Upon the execution and delivery of this Fifth Amendment by all of the
parties hereto and the satisfaction of the conditions set forth in section
3 below, all references to the Credit Agreement set forth in the Loan
Documents shall mean the Credit Agreement as amended by this Fifth Amendment
to Credit Agreement.
2. Amendments.
(a) The defined term "Adjusted Funded Debt to EBITDA
Ratio" in Section 1.01 of the Credit Agreement is amended to read as
follows:
"Adjusted Funded Debt to EBITDA Ratio" means the
relationship, expressed as a numerical ratio, between:
(a) Adjusted Funded Debt; and
(b) EBITDA
Adjusted Funded Debt of the Company and its consolidated
Subsidiaries shall be determined based upon consolidated
financial statements of the Company and its consolidated
Subsidiaries as of the last day of the fiscal quarter.
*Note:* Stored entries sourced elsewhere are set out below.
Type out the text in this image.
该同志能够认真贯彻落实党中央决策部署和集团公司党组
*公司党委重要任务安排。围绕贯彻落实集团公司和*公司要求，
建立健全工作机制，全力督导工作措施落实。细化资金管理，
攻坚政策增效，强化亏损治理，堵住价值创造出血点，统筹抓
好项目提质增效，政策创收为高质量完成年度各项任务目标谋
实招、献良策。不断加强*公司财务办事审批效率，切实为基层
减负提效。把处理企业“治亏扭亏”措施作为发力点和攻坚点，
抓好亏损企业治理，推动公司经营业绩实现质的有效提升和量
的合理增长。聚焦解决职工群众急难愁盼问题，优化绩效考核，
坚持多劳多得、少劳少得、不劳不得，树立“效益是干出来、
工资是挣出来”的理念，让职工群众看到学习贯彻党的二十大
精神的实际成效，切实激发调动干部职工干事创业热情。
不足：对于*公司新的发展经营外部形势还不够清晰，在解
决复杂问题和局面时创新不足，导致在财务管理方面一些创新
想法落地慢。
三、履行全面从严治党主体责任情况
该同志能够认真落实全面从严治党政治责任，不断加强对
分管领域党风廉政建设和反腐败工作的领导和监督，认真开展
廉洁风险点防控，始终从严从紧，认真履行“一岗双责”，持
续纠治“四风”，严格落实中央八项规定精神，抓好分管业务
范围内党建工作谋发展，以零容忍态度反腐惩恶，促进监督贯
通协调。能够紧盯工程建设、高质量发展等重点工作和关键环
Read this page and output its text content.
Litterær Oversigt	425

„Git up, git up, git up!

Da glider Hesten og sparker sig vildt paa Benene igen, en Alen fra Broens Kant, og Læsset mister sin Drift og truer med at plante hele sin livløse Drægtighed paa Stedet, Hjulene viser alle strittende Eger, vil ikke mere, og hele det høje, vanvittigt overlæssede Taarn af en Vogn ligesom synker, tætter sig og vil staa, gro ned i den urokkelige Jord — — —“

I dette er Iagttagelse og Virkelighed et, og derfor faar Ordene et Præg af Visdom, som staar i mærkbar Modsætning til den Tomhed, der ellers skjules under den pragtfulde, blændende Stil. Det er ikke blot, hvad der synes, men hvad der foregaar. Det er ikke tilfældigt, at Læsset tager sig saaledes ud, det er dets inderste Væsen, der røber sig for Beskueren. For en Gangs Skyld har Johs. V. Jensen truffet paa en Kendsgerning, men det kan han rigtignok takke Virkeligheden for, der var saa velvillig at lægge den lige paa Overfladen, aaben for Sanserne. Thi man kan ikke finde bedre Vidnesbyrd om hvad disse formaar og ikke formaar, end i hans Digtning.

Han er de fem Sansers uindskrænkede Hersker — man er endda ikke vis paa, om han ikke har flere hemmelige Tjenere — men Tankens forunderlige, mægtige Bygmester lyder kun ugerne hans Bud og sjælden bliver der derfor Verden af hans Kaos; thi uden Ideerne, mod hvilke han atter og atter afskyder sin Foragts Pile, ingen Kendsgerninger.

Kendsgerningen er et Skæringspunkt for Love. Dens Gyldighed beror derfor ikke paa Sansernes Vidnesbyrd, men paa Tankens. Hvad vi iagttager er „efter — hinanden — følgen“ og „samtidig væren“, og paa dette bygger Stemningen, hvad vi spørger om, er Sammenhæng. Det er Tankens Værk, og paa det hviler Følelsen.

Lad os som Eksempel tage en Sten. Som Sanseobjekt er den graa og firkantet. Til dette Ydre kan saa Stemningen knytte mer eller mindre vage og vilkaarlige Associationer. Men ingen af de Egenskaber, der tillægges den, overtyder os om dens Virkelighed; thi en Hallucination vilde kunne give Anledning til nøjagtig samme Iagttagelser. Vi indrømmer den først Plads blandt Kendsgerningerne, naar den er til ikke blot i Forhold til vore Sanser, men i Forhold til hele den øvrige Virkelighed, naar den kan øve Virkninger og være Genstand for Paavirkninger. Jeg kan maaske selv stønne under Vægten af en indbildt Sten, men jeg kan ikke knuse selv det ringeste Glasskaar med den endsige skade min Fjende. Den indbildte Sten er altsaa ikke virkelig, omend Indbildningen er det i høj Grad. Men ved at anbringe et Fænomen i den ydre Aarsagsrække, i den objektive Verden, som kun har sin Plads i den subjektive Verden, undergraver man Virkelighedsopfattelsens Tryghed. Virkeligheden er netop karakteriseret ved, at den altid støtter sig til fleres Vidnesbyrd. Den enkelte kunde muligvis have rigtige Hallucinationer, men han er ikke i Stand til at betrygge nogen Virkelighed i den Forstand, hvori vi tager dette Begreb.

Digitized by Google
Solely
for purposes of determining the Adjusted Funded Debt to EBITDA
Ratio, EBITDA shall (a) for the fiscal quarter ending
September 30, 2000, equal EBITDA of the Company and its
consolidated Subsidiaries for such fiscal quarter multiplied by
4, (b) for the fiscal quarter ending December 31, 2000, equal
EBITDA of the Company and its consolidated Subsidiaries for the
six-month period ending on such date multiplied by 2, (c) for
the fiscal quarter ending March 31, 2001, equal EBITDA of the
Company and its consolidated Subsidiaries for the nine-month
period ending on such date multiplied by 1.33 and (d)
thereafter, shall equal EBITDA of the Company and its
consolidated Subsidiaries for the 12-month period ending on the
date of determination.
(b) The defined term "Applicable Margin" in Section 1.01
of the Credit Agreement is amended to read as follows:
"Applicable Margin" means, at all times on and after March 1,
2000:
(i) with respect to Base Rate Loans, 0.80%; and
(ii) with respect to LIBOR Rate Loans, 3.50%;
provided, however, that the Applicable Margin shall be subject to
adjustment on the date which is 45 days after the end of each fiscal
quarter, commencing with the fiscal quarter ending June 30, 2000 (each
a "Margin Adjustment Date") and the Applicable Margin shall be
determined in accordance with the following matrix:
Ratio of Adjusted
Funded Debt to Base Rate Loan LIBOR Rate Loan
EBITDA Applicable Margin Applicable Margin
Less than 2.75:1.0 0.00% 1.50%
2.75:1.0 to 3.24:1.0 0.00% 1.75%
3.25:1.0 to 3.49:1.0 0.00% 2.00%
3.50:1.0 to 3.99:1.0 0.50% 2.25%
4.00:1.0 to 4.49:1.0 0.50% 2.50%
4.50:1.0 to 4.99:1.0 0.50% 2.75%
5.00:1.0 to 5.49:1.0 0.60% 3.00%
5.50:1.0 to 5.99:1.0 0.70% 3.25%
6.00:1.0 or greater 0.80% 3.50%
Adjusted Funded Debt and EBITDA of the Company and its consolidated
Subsidiaries shall be determined in the same manner as set forth in
the defined term "Adjusted Funded Debt to EBITDA Ratio". Any change
in the Applicable Margin shall be effective on the Margin Adjustment
Date and will apply to all Loans outstanding as of such date.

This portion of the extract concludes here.